Austan Goolsbee, Obama's economic adviser, says that "60 to 70 percent of the economy faces virtually no international competition." America's 18.5 million government employees, among whom organized labor finds its growth, have almost no vulnerability to foreign competition, and neither do auto mechanics, dentists and countless other professions. Furthermore, Goolsbee, with whom Obama might profitably have a conversation, says that globalization, meaning free trade and attendant deregulation, is responsible for a "small fraction" of today's widening income disparities.
Under the Andean Trade Preference Act, passed by a Democratic Congress is 1991, the U.S. imposes tariffs on only 8 percent of imports from Colombia. But more than 90 percent of U.S. exports to Colombia are subjected to tariffs, some as high as 35 percent. The trade agreement would make this "one-way free trade," which now primarily serves Colombia's interests, more mutually beneficial.

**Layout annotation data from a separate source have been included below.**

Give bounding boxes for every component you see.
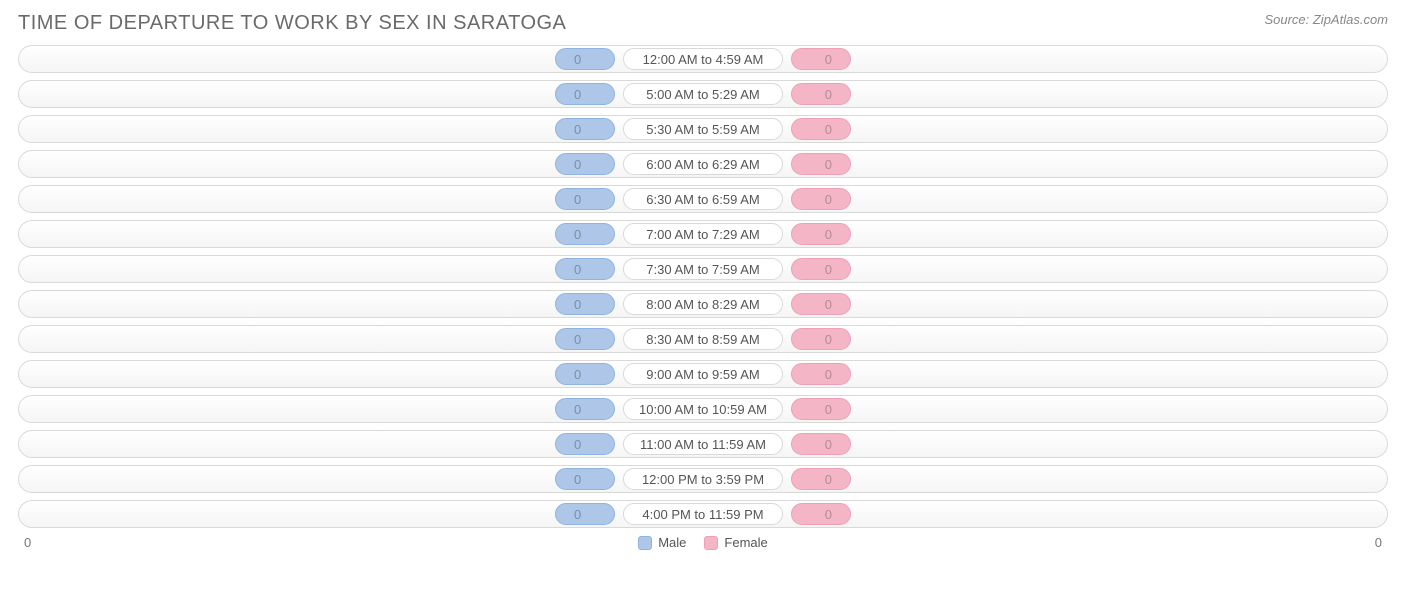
row-center-group: 0 8:00 AM to 8:29 AM 0 (555, 293, 851, 315)
row-center-group: 0 5:30 AM to 5:59 AM 0 (555, 118, 851, 140)
bar-male: 0 (555, 188, 615, 210)
category-label: 6:00 AM to 6:29 AM (623, 153, 783, 175)
row-center-group: 0 8:30 AM to 8:59 AM 0 (555, 328, 851, 350)
category-label: 8:30 AM to 8:59 AM (623, 328, 783, 350)
chart-row: 0 5:00 AM to 5:29 AM 0 (18, 80, 1388, 108)
legend-label-male: Male (658, 535, 686, 550)
bar-male: 0 (555, 468, 615, 490)
bar-male: 0 (555, 48, 615, 70)
bar-male: 0 (555, 398, 615, 420)
bar-female: 0 (791, 223, 851, 245)
legend-swatch-male (638, 536, 652, 550)
bar-female: 0 (791, 328, 851, 350)
row-center-group: 0 4:00 PM to 11:59 PM 0 (555, 503, 851, 525)
bar-female: 0 (791, 188, 851, 210)
bar-male: 0 (555, 363, 615, 385)
row-center-group: 0 7:30 AM to 7:59 AM 0 (555, 258, 851, 280)
row-center-group: 0 12:00 PM to 3:59 PM 0 (555, 468, 851, 490)
bar-male: 0 (555, 83, 615, 105)
category-label: 5:30 AM to 5:59 AM (623, 118, 783, 140)
diverging-bar-chart: 0 12:00 AM to 4:59 AM 0 0 5:00 AM to 5:29 AM… (18, 45, 1388, 528)
row-center-group: 0 5:00 AM to 5:29 AM 0 (555, 83, 851, 105)
chart-row: 0 4:00 PM to 11:59 PM 0 (18, 500, 1388, 528)
chart-row: 0 10:00 AM to 10:59 AM 0 (18, 395, 1388, 423)
chart-row: 0 12:00 PM to 3:59 PM 0 (18, 465, 1388, 493)
chart-source: Source: ZipAtlas.com (1264, 12, 1388, 27)
row-center-group: 0 12:00 AM to 4:59 AM 0 (555, 48, 851, 70)
row-center-group: 0 7:00 AM to 7:29 AM 0 (555, 223, 851, 245)
row-center-group: 0 9:00 AM to 9:59 AM 0 (555, 363, 851, 385)
bar-male: 0 (555, 433, 615, 455)
category-label: 6:30 AM to 6:59 AM (623, 188, 783, 210)
chart-header: TIME OF DEPARTURE TO WORK BY SEX IN SARA… (18, 12, 1388, 35)
bar-female: 0 (791, 363, 851, 385)
legend-item-male: Male (638, 535, 686, 550)
bar-male: 0 (555, 118, 615, 140)
bar-male: 0 (555, 503, 615, 525)
row-center-group: 0 6:00 AM to 6:29 AM 0 (555, 153, 851, 175)
bar-female: 0 (791, 48, 851, 70)
chart-title: TIME OF DEPARTURE TO WORK BY SEX IN SARA… (18, 12, 566, 35)
chart-row: 0 8:30 AM to 8:59 AM 0 (18, 325, 1388, 353)
category-label: 7:30 AM to 7:59 AM (623, 258, 783, 280)
bar-female: 0 (791, 153, 851, 175)
bar-female: 0 (791, 83, 851, 105)
category-label: 11:00 AM to 11:59 AM (623, 433, 783, 455)
category-label: 12:00 AM to 4:59 AM (623, 48, 783, 70)
chart-row: 0 7:30 AM to 7:59 AM 0 (18, 255, 1388, 283)
category-label: 8:00 AM to 8:29 AM (623, 293, 783, 315)
bar-female: 0 (791, 433, 851, 455)
chart-row: 0 11:00 AM to 11:59 AM 0 (18, 430, 1388, 458)
category-label: 10:00 AM to 10:59 AM (623, 398, 783, 420)
chart-row: 0 6:30 AM to 6:59 AM 0 (18, 185, 1388, 213)
category-label: 9:00 AM to 9:59 AM (623, 363, 783, 385)
bar-female: 0 (791, 293, 851, 315)
legend-swatch-female (704, 536, 718, 550)
bar-male: 0 (555, 328, 615, 350)
bar-female: 0 (791, 398, 851, 420)
bar-female: 0 (791, 258, 851, 280)
legend-label-female: Female (724, 535, 767, 550)
bar-female: 0 (791, 118, 851, 140)
category-label: 7:00 AM to 7:29 AM (623, 223, 783, 245)
category-label: 4:00 PM to 11:59 PM (623, 503, 783, 525)
row-center-group: 0 11:00 AM to 11:59 AM 0 (555, 433, 851, 455)
chart-row: 0 12:00 AM to 4:59 AM 0 (18, 45, 1388, 73)
axis-max-label: 0 (1375, 535, 1382, 550)
bar-male: 0 (555, 258, 615, 280)
chart-row: 0 8:00 AM to 8:29 AM 0 (18, 290, 1388, 318)
chart-row: 0 7:00 AM to 7:29 AM 0 (18, 220, 1388, 248)
chart-row: 0 6:00 AM to 6:29 AM 0 (18, 150, 1388, 178)
row-center-group: 0 10:00 AM to 10:59 AM 0 (555, 398, 851, 420)
chart-legend: Male Female (638, 535, 768, 550)
bar-male: 0 (555, 153, 615, 175)
category-label: 5:00 AM to 5:29 AM (623, 83, 783, 105)
bar-male: 0 (555, 223, 615, 245)
category-label: 12:00 PM to 3:59 PM (623, 468, 783, 490)
chart-row: 0 5:30 AM to 5:59 AM 0 (18, 115, 1388, 143)
bar-female: 0 (791, 503, 851, 525)
bar-female: 0 (791, 468, 851, 490)
chart-row: 0 9:00 AM to 9:59 AM 0 (18, 360, 1388, 388)
axis-min-label: 0 (24, 535, 31, 550)
legend-item-female: Female (704, 535, 767, 550)
row-center-group: 0 6:30 AM to 6:59 AM 0 (555, 188, 851, 210)
bar-male: 0 (555, 293, 615, 315)
chart-axis: 0 Male Female 0 (18, 535, 1388, 550)
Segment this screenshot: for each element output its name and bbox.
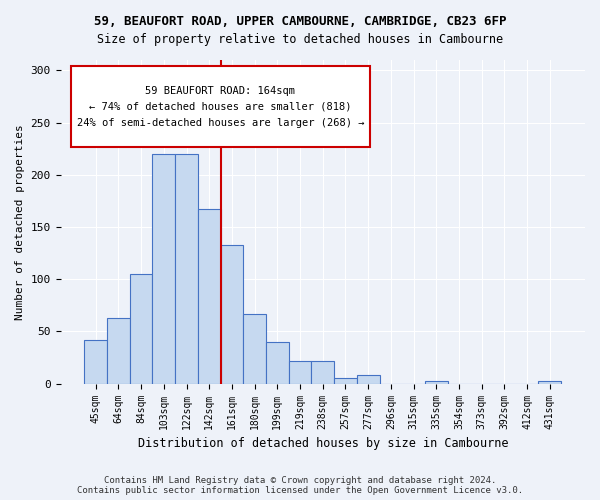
- Bar: [152, 154, 175, 384]
- Bar: [198, 210, 221, 384]
- Bar: [85, 340, 107, 384]
- Bar: [266, 342, 289, 384]
- Bar: [311, 360, 334, 384]
- Bar: [357, 376, 380, 384]
- Text: Size of property relative to detached houses in Cambourne: Size of property relative to detached ho…: [97, 32, 503, 46]
- Text: 59, BEAUFORT ROAD, UPPER CAMBOURNE, CAMBRIDGE, CB23 6FP: 59, BEAUFORT ROAD, UPPER CAMBOURNE, CAMB…: [94, 15, 506, 28]
- Y-axis label: Number of detached properties: Number of detached properties: [15, 124, 25, 320]
- Bar: [289, 360, 311, 384]
- Bar: [425, 380, 448, 384]
- Bar: [175, 154, 198, 384]
- Bar: [107, 318, 130, 384]
- Bar: [538, 380, 561, 384]
- Bar: [221, 245, 243, 384]
- FancyBboxPatch shape: [71, 66, 370, 148]
- Bar: [334, 378, 357, 384]
- Bar: [130, 274, 152, 384]
- X-axis label: Distribution of detached houses by size in Cambourne: Distribution of detached houses by size …: [137, 437, 508, 450]
- Text: Contains HM Land Registry data © Crown copyright and database right 2024.
Contai: Contains HM Land Registry data © Crown c…: [77, 476, 523, 495]
- Text: 59 BEAUFORT ROAD: 164sqm
← 74% of detached houses are smaller (818)
24% of semi-: 59 BEAUFORT ROAD: 164sqm ← 74% of detach…: [77, 86, 364, 128]
- Bar: [243, 314, 266, 384]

Nevertheless, U.S. unions oppose the agreement, probably to preserve the moral clarity of their monomania: Damn the details, full speed ahead in opposing more free-trade agreements, anywhere, anytime.
Colombia, America's best South American ally, shares a border with America's most aggressive South American enemy, Hugo Chavez's Venezuela. Colombia's President Alvaro Uribe has made stunning progress against the drug cartels, right-wing militias and FARC, the 9,000-man Marxist terrorist group that is financed by drug smuggling and kidnapping. But Obama, nimble at the art of enveloping the courtship of interest groups in clouds of high-mindedness, says Colombia has not done enough to protect its trade unionists.

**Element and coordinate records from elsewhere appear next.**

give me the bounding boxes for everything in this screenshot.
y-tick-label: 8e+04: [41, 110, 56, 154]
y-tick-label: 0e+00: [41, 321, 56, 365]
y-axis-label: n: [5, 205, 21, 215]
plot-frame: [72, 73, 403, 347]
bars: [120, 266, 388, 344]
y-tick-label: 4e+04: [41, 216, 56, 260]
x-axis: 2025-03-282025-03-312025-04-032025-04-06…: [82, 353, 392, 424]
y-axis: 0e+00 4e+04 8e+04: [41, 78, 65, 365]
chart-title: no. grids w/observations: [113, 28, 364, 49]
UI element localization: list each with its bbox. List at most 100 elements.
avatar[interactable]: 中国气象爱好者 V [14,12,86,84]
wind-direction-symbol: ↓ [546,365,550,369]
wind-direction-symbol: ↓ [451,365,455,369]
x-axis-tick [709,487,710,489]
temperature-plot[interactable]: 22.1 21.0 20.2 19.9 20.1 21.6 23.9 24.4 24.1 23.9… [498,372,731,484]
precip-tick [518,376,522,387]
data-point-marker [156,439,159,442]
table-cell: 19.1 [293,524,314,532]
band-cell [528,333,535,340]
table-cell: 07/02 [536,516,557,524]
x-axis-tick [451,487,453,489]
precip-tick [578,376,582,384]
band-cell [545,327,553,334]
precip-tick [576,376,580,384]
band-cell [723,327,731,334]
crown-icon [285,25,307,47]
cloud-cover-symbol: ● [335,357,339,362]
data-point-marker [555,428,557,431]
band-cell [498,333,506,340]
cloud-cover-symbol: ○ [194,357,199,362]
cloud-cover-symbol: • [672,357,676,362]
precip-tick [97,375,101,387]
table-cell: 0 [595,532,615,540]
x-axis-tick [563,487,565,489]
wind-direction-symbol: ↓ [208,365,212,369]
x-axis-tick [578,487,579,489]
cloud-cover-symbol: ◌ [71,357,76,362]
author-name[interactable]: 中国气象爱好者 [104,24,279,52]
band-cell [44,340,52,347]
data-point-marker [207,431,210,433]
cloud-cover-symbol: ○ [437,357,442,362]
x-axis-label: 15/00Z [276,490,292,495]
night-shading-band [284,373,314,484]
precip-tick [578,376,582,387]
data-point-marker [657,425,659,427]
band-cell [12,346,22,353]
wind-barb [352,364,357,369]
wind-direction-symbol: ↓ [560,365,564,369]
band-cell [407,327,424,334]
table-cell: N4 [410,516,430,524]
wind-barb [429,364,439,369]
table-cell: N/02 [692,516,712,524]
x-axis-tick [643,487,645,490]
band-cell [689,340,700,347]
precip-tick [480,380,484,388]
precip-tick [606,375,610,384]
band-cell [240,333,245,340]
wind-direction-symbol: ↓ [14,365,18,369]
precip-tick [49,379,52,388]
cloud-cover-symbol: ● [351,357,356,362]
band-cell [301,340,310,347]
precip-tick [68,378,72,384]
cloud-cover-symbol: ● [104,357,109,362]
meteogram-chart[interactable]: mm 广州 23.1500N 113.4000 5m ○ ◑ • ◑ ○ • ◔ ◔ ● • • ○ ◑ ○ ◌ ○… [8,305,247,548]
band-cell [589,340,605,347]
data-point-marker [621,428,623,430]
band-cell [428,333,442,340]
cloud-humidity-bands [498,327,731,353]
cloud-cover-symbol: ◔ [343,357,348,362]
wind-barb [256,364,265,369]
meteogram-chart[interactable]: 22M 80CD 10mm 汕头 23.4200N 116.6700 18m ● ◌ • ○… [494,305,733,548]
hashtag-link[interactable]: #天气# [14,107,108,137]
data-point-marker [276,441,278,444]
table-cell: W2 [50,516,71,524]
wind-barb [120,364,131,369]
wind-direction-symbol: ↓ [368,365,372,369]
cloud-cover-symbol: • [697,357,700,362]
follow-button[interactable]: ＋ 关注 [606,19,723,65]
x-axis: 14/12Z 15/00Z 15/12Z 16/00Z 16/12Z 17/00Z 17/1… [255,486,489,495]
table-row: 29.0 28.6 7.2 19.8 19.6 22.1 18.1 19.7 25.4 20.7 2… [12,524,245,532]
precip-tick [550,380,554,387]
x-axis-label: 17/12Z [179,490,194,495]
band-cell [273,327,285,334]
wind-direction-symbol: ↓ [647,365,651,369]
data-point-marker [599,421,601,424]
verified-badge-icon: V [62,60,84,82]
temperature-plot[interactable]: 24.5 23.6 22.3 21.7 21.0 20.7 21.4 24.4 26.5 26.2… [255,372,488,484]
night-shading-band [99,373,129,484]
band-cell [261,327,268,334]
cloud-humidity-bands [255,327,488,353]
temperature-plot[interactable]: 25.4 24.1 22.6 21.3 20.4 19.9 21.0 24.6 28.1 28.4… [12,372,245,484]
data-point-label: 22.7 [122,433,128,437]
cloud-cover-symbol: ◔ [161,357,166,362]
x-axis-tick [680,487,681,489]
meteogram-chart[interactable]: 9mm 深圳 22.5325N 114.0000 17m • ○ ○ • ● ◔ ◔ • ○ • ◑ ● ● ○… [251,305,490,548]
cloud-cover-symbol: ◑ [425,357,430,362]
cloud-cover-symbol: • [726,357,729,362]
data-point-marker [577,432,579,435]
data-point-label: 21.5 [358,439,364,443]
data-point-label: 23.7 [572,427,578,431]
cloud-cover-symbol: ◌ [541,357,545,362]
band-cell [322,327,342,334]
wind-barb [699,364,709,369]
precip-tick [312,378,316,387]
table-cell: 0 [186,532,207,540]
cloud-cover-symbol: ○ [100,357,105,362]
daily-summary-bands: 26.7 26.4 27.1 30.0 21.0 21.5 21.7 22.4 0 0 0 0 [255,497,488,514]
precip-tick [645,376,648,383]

Colombia's unions, however, document that the number of murders of their members has sharply declined. Edward Schumacher-Matos, visiting professor of Latin American studies at Harvard, notes that "it was far safer to be in a union than to be an ordinary citizen in Colombia last year": The murder rate of unionists was less than one-eighth the murder rate of Colombians generally.
When this campaign is over and it is too late for legality to matter, it may be determined that Penn and others, including some of the lobbyists with which John McCain's campaign is larded, have been involved in violations of campaign laws pertaining to entanglements between corporations and campaigns. What will still matter is Colombia, which may be a casualty of presidential politics.